AgentGuardian 1.0.0 is the first stable release. Semver applies to: the public Python API, the CLI surface, the SARIF / JSON report schemas, and the probe IDs. Probe content (prompts, scoring) may evolve within a minor version.

See [ROADMAP.md](./ROADMAP.md) for what is next, [CHANGELOG.md](./CHANGELOG.md) for what shipped, and [governance.md](./governance.md) for how decisions are made.

---

## Contributing

We welcome new probes, new adapters, and new attacker classes. Start with [CONTRIBUTING.md](./CONTRIBUTING.md) and the [`good first issue`](https://github.com/glacien-technologies/agent-guardian/issues?q=is%3Aissue+is%3Aopen+label%3A%22good+first+issue%22) label.

All commits must be DCO-signed (`git commit -s`). The pre-commit hook will block unsigned commits.

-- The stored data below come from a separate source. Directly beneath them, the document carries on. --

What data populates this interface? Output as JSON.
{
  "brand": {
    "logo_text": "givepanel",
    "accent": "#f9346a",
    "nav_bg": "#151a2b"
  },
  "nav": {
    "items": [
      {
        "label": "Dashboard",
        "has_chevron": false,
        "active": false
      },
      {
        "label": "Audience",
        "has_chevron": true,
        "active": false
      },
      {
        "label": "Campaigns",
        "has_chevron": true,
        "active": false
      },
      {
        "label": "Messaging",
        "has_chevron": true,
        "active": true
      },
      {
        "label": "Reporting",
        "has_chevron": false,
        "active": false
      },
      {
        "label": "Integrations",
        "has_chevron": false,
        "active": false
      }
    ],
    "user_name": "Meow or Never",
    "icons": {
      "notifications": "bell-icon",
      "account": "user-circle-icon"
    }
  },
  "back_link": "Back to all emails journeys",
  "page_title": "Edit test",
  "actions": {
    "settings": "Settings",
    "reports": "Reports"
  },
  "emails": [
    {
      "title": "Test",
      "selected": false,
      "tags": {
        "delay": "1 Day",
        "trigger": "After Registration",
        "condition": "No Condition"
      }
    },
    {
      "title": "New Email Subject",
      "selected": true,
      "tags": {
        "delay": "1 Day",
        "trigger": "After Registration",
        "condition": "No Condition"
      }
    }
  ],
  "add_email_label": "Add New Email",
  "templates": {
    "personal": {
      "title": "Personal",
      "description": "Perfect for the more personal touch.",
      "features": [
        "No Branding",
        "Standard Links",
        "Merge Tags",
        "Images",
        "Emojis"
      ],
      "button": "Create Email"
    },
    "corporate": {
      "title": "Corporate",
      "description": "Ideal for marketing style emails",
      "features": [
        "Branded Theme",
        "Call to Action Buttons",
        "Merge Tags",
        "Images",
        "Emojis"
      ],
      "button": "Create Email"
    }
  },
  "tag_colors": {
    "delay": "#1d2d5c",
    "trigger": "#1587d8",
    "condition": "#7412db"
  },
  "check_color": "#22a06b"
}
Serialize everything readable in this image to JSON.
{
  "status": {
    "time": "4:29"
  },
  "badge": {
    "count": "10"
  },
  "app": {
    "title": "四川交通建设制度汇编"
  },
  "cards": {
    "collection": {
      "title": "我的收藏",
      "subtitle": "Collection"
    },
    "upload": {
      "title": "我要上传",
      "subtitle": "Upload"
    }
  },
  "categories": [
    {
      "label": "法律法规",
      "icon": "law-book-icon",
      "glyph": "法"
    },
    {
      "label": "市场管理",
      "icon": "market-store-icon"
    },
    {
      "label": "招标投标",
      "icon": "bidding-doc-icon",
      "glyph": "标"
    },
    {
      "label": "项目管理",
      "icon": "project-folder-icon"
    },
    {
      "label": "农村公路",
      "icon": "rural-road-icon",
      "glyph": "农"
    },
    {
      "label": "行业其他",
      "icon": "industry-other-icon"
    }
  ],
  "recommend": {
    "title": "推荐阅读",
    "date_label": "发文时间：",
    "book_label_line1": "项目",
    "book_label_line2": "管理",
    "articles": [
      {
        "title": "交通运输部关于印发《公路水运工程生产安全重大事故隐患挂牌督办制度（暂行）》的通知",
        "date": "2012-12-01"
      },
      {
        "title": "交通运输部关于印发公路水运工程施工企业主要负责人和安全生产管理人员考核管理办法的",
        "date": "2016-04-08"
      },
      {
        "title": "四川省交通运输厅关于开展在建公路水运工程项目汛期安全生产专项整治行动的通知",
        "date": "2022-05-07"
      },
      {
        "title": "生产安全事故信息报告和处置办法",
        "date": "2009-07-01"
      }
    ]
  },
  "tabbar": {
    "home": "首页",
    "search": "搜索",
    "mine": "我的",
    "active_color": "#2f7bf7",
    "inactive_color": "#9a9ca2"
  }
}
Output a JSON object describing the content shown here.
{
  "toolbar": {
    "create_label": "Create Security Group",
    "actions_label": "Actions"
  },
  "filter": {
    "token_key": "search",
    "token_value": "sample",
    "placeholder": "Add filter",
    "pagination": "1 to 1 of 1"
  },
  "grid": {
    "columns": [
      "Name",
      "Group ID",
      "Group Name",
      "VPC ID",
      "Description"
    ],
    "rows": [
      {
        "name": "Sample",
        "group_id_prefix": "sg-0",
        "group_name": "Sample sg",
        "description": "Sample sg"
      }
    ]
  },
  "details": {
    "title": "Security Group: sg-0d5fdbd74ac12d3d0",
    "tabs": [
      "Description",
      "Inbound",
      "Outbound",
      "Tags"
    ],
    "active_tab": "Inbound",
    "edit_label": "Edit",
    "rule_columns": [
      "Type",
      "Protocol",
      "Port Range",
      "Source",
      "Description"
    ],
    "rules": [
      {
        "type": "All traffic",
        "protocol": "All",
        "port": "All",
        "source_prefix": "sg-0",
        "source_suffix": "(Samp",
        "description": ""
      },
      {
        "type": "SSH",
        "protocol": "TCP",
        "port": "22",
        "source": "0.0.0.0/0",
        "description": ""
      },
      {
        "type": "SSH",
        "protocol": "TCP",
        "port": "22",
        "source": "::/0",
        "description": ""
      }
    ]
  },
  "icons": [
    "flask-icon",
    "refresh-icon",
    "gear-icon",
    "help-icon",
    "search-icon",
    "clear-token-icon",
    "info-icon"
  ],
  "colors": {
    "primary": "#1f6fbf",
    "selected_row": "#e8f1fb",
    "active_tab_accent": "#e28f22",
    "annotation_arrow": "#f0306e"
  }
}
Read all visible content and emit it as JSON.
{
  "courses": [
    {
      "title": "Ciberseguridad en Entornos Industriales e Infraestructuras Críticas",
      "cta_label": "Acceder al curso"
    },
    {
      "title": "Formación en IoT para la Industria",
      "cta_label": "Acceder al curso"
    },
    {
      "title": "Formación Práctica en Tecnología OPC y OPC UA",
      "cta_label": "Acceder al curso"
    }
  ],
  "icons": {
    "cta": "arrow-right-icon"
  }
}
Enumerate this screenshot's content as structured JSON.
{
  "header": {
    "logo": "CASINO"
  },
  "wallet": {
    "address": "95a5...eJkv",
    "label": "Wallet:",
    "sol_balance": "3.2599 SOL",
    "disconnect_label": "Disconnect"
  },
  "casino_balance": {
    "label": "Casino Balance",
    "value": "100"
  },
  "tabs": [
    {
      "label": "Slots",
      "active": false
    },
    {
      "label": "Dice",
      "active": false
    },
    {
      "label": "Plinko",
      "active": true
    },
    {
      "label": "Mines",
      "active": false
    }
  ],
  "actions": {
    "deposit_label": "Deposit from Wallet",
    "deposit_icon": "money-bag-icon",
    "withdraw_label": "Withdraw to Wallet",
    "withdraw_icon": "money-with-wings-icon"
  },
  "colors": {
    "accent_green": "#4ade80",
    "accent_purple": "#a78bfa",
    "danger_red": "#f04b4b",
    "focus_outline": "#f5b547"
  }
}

By participating you agree to the [Code of Conduct](./CODE_OF_CONDUCT.md) and the [Ethics Policy](./ETHICS.md) — AgentGuardian is for testing systems you own or are authorised to test.

---

## Community

Join us on [Discord](https://discord.gg/h4FRgxvr) for real-time discussion — probe and adapter design, informal Q&A, and roadmap chat. For long-form questions, the full channel matrix lives at [`docs/community/support`](./docs/community/support.mdx) (GitHub Discussions is not enabled on this repo today).

---

## Security

To report a vulnerability, see [SECURITY.md](./SECURITY.md). Please do **not** open public issues for security reports.

---

## License

Apache-2.0. See [LICENSE](./LICENSE) and [NOTICE](./NOTICE).

`AgentGuardian` is a trademark of Glacien Technologies — see [TRADEMARKS.md](./TRADEMARKS.md) for usage guidelines.